Thursday, March 4, 2010

Keeping It Real (Alternatively)

Even though I am well aware that the entire universe is simply the product of my wild imagination convincing my brain there are objects, sound and light all around me, at times this "reality" seems so convincing that I start to question less convincing realities like cyberspace.
With computers, the code driven graphical user interface becomes what seems to be a portal into another space. The light emitting diodes of my screen are real, and these words that I am writing are real words, but some might argue that the GUI displaying them to you is fake. Some may elaborate on this idea by citing that what is really behind this GUI is the computer code sending instructions to your screen's pixels. But these arguably fake spaces (those that comprise cyberspace) have become so thoroughly integrated into our physical world that I'm completely ready to call them real (like Pinocchio at the end of his story, only not a boy).

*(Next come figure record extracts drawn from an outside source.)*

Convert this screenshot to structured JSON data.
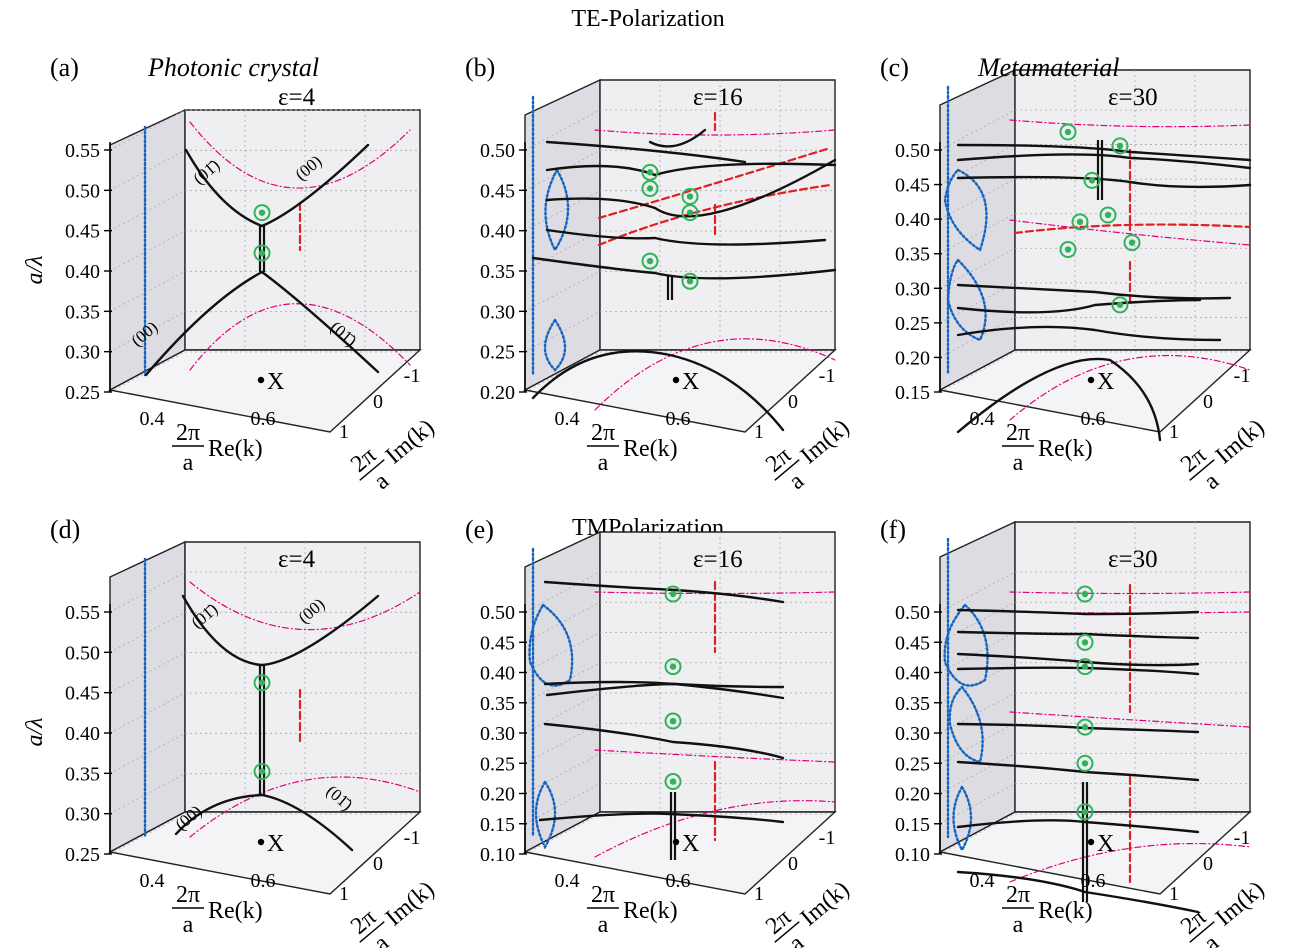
{
  "section_titles": {
    "te": "TE-Polarization",
    "tm": "TMPolarization"
  },
  "annotations": {
    "photonic": "Photonic crystal",
    "meta": "Metamaterial",
    "x_point": "X"
  },
  "axis_text": {
    "re_label": "Re(k)",
    "im_label": "Im(k)",
    "two_pi": "2π",
    "a": "a",
    "ylabel": "a/λ",
    "re_ticks": [
      "0.4",
      "0.6"
    ],
    "im_ticks": [
      "1",
      "0",
      "-1"
    ]
  },
  "colors": {
    "bands": "#111111",
    "dispersion": "#1565c0",
    "light_line": "#e0007a",
    "gap_line": "#e02020",
    "exceptional_point": "#2fb35a",
    "plane": "#efeff2",
    "side_plane": "#dcdce2"
  },
  "chart_data": [
    {
      "type": "line",
      "panel": "(a)",
      "label": "ε=4",
      "note": "Photonic crystal",
      "ylabel": "a/λ",
      "ylim": [
        0.25,
        0.55
      ],
      "yticks": [
        "0.25",
        "0.30",
        "0.35",
        "0.40",
        "0.45",
        "0.50",
        "0.55"
      ],
      "mode_labels": [
        "(01̄)",
        "(00)",
        "(00)",
        "(01̄)"
      ],
      "exceptional_points_a_over_lambda": [
        0.45,
        0.4
      ]
    },
    {
      "type": "line",
      "panel": "(b)",
      "label": "ε=16",
      "ylabel": "",
      "ylim": [
        0.2,
        0.5
      ],
      "yticks": [
        "0.20",
        "0.25",
        "0.30",
        "0.35",
        "0.40",
        "0.45",
        "0.50"
      ],
      "mode_labels": [],
      "exceptional_points_a_over_lambda": [
        0.43,
        0.4,
        0.45,
        0.42,
        0.34,
        0.315
      ]
    },
    {
      "type": "line",
      "panel": "(c)",
      "label": "ε=30",
      "note": "Metamaterial",
      "ylabel": "",
      "ylim": [
        0.15,
        0.5
      ],
      "yticks": [
        "0.15",
        "0.20",
        "0.25",
        "0.30",
        "0.35",
        "0.40",
        "0.45",
        "0.50"
      ],
      "mode_labels": [],
      "exceptional_points_a_over_lambda": [
        0.5,
        0.48,
        0.43,
        0.38,
        0.37,
        0.34,
        0.33,
        0.25
      ]
    },
    {
      "type": "line",
      "panel": "(d)",
      "label": "ε=4",
      "ylabel": "a/λ",
      "ylim": [
        0.25,
        0.55
      ],
      "yticks": [
        "0.25",
        "0.30",
        "0.35",
        "0.40",
        "0.45",
        "0.50",
        "0.55"
      ],
      "mode_labels": [
        "(01̄)",
        "(00)",
        "(00)",
        "(01̄)"
      ],
      "exceptional_points_a_over_lambda": [
        0.44,
        0.33
      ]
    },
    {
      "type": "line",
      "panel": "(e)",
      "label": "ε=16",
      "ylabel": "",
      "ylim": [
        0.1,
        0.5
      ],
      "yticks": [
        "0.10",
        "0.15",
        "0.20",
        "0.25",
        "0.30",
        "0.35",
        "0.40",
        "0.45",
        "0.50"
      ],
      "mode_labels": [],
      "exceptional_points_a_over_lambda": [
        0.5,
        0.38,
        0.29,
        0.19
      ]
    },
    {
      "type": "line",
      "panel": "(f)",
      "label": "ε=30",
      "ylabel": "",
      "ylim": [
        0.1,
        0.5
      ],
      "yticks": [
        "0.10",
        "0.15",
        "0.20",
        "0.25",
        "0.30",
        "0.35",
        "0.40",
        "0.45",
        "0.50"
      ],
      "mode_labels": [],
      "exceptional_points_a_over_lambda": [
        0.5,
        0.42,
        0.38,
        0.28,
        0.22,
        0.14
      ]
    }
  ]
}
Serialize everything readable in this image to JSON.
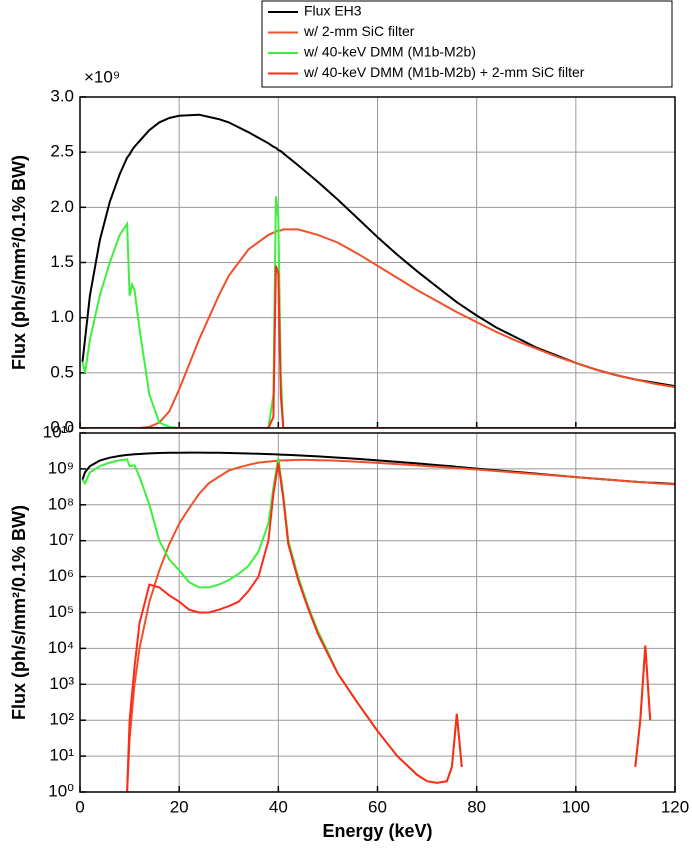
{
  "chart_data": [
    {
      "type": "line",
      "y_multiplier": "×10⁹",
      "ylabel": "Flux (ph/s/mm²/0.1% BW)",
      "x": [
        0.5,
        1,
        2,
        4,
        6,
        8,
        9.5,
        10,
        10.5,
        11,
        12,
        14,
        16,
        18,
        20,
        24,
        28,
        30,
        34,
        38,
        39,
        39.5,
        40,
        40.5,
        41,
        44,
        48,
        52,
        56,
        60,
        64,
        68,
        72,
        76,
        80,
        84,
        88,
        92,
        96,
        100,
        104,
        108,
        112,
        116,
        120
      ],
      "xlim": [
        0,
        120
      ],
      "xticks": [
        0,
        20,
        40,
        60,
        80,
        100,
        120
      ],
      "ylim": [
        0,
        3
      ],
      "yticks": [
        {
          "value": 0,
          "label": "0.0"
        },
        0.5,
        {
          "value": 1,
          "label": "1.0"
        },
        1.5,
        {
          "value": 2,
          "label": "2.0"
        },
        2.5,
        {
          "value": 3,
          "label": "3.0"
        }
      ],
      "grid": true,
      "legend": "top-right",
      "series": [
        {
          "name": "Flux EH3",
          "color": "#000000",
          "values": [
            0.6,
            0.8,
            1.2,
            1.7,
            2.05,
            2.3,
            2.45,
            2.48,
            2.52,
            2.55,
            2.6,
            2.7,
            2.77,
            2.81,
            2.83,
            2.84,
            2.8,
            2.77,
            2.68,
            2.58,
            2.55,
            2.54,
            2.52,
            2.51,
            2.49,
            2.38,
            2.23,
            2.07,
            1.9,
            1.73,
            1.57,
            1.42,
            1.28,
            1.14,
            1.02,
            0.91,
            0.82,
            0.73,
            0.66,
            0.59,
            0.53,
            0.48,
            0.44,
            0.41,
            0.38
          ]
        },
        {
          "name": "w/ 2-mm SiC filter",
          "color": "#f0502a",
          "values": [
            0,
            0,
            0,
            0,
            0,
            0,
            0,
            0,
            0,
            0,
            0,
            0.01,
            0.05,
            0.15,
            0.35,
            0.8,
            1.2,
            1.38,
            1.62,
            1.75,
            1.77,
            1.78,
            1.79,
            1.79,
            1.8,
            1.8,
            1.75,
            1.68,
            1.58,
            1.47,
            1.36,
            1.25,
            1.15,
            1.05,
            0.96,
            0.87,
            0.79,
            0.72,
            0.65,
            0.59,
            0.53,
            0.48,
            0.44,
            0.4,
            0.37
          ]
        },
        {
          "name": "w/ 40-keV DMM (M1b-M2b)",
          "color": "#3ef03e",
          "values": [
            0.6,
            0.5,
            0.8,
            1.2,
            1.5,
            1.75,
            1.85,
            1.2,
            1.3,
            1.25,
            0.9,
            0.3,
            0.05,
            0.01,
            0,
            0,
            0,
            0,
            0,
            0,
            0.3,
            2.1,
            1.9,
            0.5,
            0,
            0,
            0,
            0,
            0,
            0,
            0,
            0,
            0,
            0,
            0,
            0,
            0,
            0,
            0,
            0,
            0,
            0,
            0,
            0,
            0
          ]
        },
        {
          "name": "w/ 40-keV DMM (M1b-M2b) + 2-mm SiC filter",
          "color": "#ff2a1a",
          "values": [
            0,
            0,
            0,
            0,
            0,
            0,
            0,
            0,
            0,
            0,
            0,
            0,
            0,
            0,
            0,
            0,
            0,
            0,
            0,
            0,
            0.1,
            1.47,
            1.4,
            0.3,
            0,
            0,
            0,
            0,
            0,
            0,
            0,
            0,
            0,
            0,
            0,
            0,
            0,
            0,
            0,
            0,
            0,
            0,
            0,
            0,
            0
          ]
        }
      ]
    },
    {
      "type": "line",
      "log_y": true,
      "ylabel": "Flux (ph/s/mm²/0.1% BW)",
      "xlabel": "Energy (keV)",
      "x": [
        0.5,
        1,
        2,
        4,
        6,
        8,
        9,
        9.5,
        10,
        11,
        12,
        14,
        16,
        18,
        20,
        22,
        24,
        26,
        28,
        30,
        32,
        34,
        36,
        38,
        39,
        40,
        41,
        42,
        44,
        46,
        48,
        50,
        52,
        56,
        60,
        64,
        68,
        70,
        72,
        74,
        75,
        76,
        77,
        78,
        80,
        90,
        100,
        110,
        112,
        113,
        114,
        115,
        116,
        120
      ],
      "xlim": [
        0,
        120
      ],
      "xticks": [
        0,
        20,
        40,
        60,
        80,
        100,
        120
      ],
      "ylim": [
        1,
        10000000000
      ],
      "yticks": [
        {
          "value": 1,
          "label": "10⁰"
        },
        {
          "value": 10,
          "label": "10¹"
        },
        {
          "value": 100,
          "label": "10²"
        },
        {
          "value": 1000,
          "label": "10³"
        },
        {
          "value": 10000,
          "label": "10⁴"
        },
        {
          "value": 100000,
          "label": "10⁵"
        },
        {
          "value": 1000000,
          "label": "10⁶"
        },
        {
          "value": 10000000,
          "label": "10⁷"
        },
        {
          "value": 100000000,
          "label": "10⁸"
        },
        {
          "value": 1000000000,
          "label": "10⁹"
        },
        {
          "value": 10000000000,
          "label": "10¹⁰"
        }
      ],
      "grid": true,
      "series": [
        {
          "color": "#000000",
          "values": [
            500000000.0,
            800000000.0,
            1200000000.0,
            1700000000.0,
            2050000000.0,
            2300000000.0,
            2400000000.0,
            2450000000.0,
            2480000000.0,
            2550000000.0,
            2600000000.0,
            2700000000.0,
            2770000000.0,
            2810000000.0,
            2830000000.0,
            2840000000.0,
            2840000000.0,
            2820000000.0,
            2800000000.0,
            2770000000.0,
            2720000000.0,
            2680000000.0,
            2630000000.0,
            2580000000.0,
            2550000000.0,
            2520000000.0,
            2490000000.0,
            2450000000.0,
            2380000000.0,
            2300000000.0,
            2230000000.0,
            2150000000.0,
            2070000000.0,
            1900000000.0,
            1730000000.0,
            1570000000.0,
            1420000000.0,
            1350000000.0,
            1280000000.0,
            1210000000.0,
            1180000000.0,
            1140000000.0,
            1110000000.0,
            1080000000.0,
            1020000000.0,
            780000000.0,
            590000000.0,
            460000000.0,
            440000000.0,
            430000000.0,
            420000000.0,
            410000000.0,
            410000000.0,
            380000000.0
          ]
        },
        {
          "color": "#f0502a",
          "values": [
            null,
            null,
            null,
            null,
            null,
            null,
            null,
            1,
            30,
            1000,
            10000,
            200000,
            1500000,
            8000000,
            30000000,
            80000000,
            200000000,
            400000000,
            600000000,
            900000000,
            1100000000.0,
            1300000000.0,
            1500000000.0,
            1600000000.0,
            1650000000.0,
            1700000000.0,
            1720000000.0,
            1750000000.0,
            1780000000.0,
            1780000000.0,
            1750000000.0,
            1720000000.0,
            1680000000.0,
            1580000000.0,
            1470000000.0,
            1360000000.0,
            1250000000.0,
            1200000000.0,
            1150000000.0,
            1100000000.0,
            1080000000.0,
            1050000000.0,
            1030000000.0,
            1000000000.0,
            960000000.0,
            750000000.0,
            590000000.0,
            460000000.0,
            440000000.0,
            430000000.0,
            420000000.0,
            410000000.0,
            400000000.0,
            370000000.0
          ]
        },
        {
          "color": "#3ef03e",
          "values": [
            500000000.0,
            400000000.0,
            800000000.0,
            1200000000.0,
            1500000000.0,
            1750000000.0,
            1800000000.0,
            1850000000.0,
            1200000000.0,
            1250000000.0,
            600000000.0,
            100000000.0,
            10000000.0,
            3000000.0,
            1500000.0,
            700000.0,
            500000.0,
            500000.0,
            600000.0,
            800000.0,
            1200000.0,
            2000000.0,
            5000000.0,
            30000000.0,
            300000000.0,
            2000000000.0,
            200000000.0,
            10000000.0,
            1000000.0,
            150000.0,
            30000.0,
            8000.0,
            2000.0,
            300,
            50,
            10,
            3,
            2,
            1.8,
            2,
            5,
            150,
            5,
            null,
            null,
            null,
            null,
            null,
            5,
            100,
            12000,
            100,
            null,
            null
          ]
        },
        {
          "color": "#ff2a1a",
          "values": [
            null,
            null,
            null,
            null,
            null,
            null,
            null,
            1,
            100,
            3000,
            50000,
            600000,
            500000,
            300000,
            200000,
            120000,
            100000,
            100000,
            120000,
            150000,
            200000,
            400000,
            1000000,
            10000000,
            200000000,
            1500000000.0,
            150000000.0,
            8000000.0,
            800000.0,
            130000.0,
            25000.0,
            7000.0,
            2000.0,
            300,
            50,
            10,
            3,
            2,
            1.8,
            2,
            5,
            150,
            5,
            null,
            null,
            null,
            null,
            null,
            5,
            100,
            12000,
            100,
            null,
            null
          ]
        }
      ]
    }
  ]
}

What is a "real" window? Something you look through to see a bird tweeting, or something you look through to see your friends tweeting? Since Facebook came out, poke-related injuries have drastically declined in frequency, and flirting in general has become less physically and socially awkward (but it's still real enough for you to be able to wake up and turn over and have no idea who you poked last night and why). What is a "real" scrollbar? If you were to see one in the physical world outside of computer screens, I assume you might chuckle and exclaim, "that's not a real scroll bar!"
In a class I'm taking on contemporary curating, one of my classmates, Lydia Magyar, curated an online exhibition titled old media. A few of the works she shows can be described as physical manifestations of arguably unreal aspects of what I would call our alternative reality digital cyberspace world. One piece shows scroll bars in a real world setting, where they are arguably less real then when they have a tactile intractability and function. Another piece shows a pixelated image, which in fact is not pixelated but made from crayons. That's just totally wack, you can't use crayons to create images, only pixels! Get real! The last she includes is a performance piece where real human language (a novel by Proust) is translated into real binary code (zeros and ones) then translated back into real human language by a fake CPU (i.e. a real human), emulating the digital process.
At times I find I can navigate cyberspace better than the physical world, and I've had lasting relationships with people (for me, most notably through my music) online who I have never met in person. The question of what is real in our new cyberspace-accepting world is a complicated one, but I feel unreality should be left to things that don't exist. We should stop being so disrespectfully matterist, cyberspace is space too (separate, but equal, to some even superior): alternative yet reality.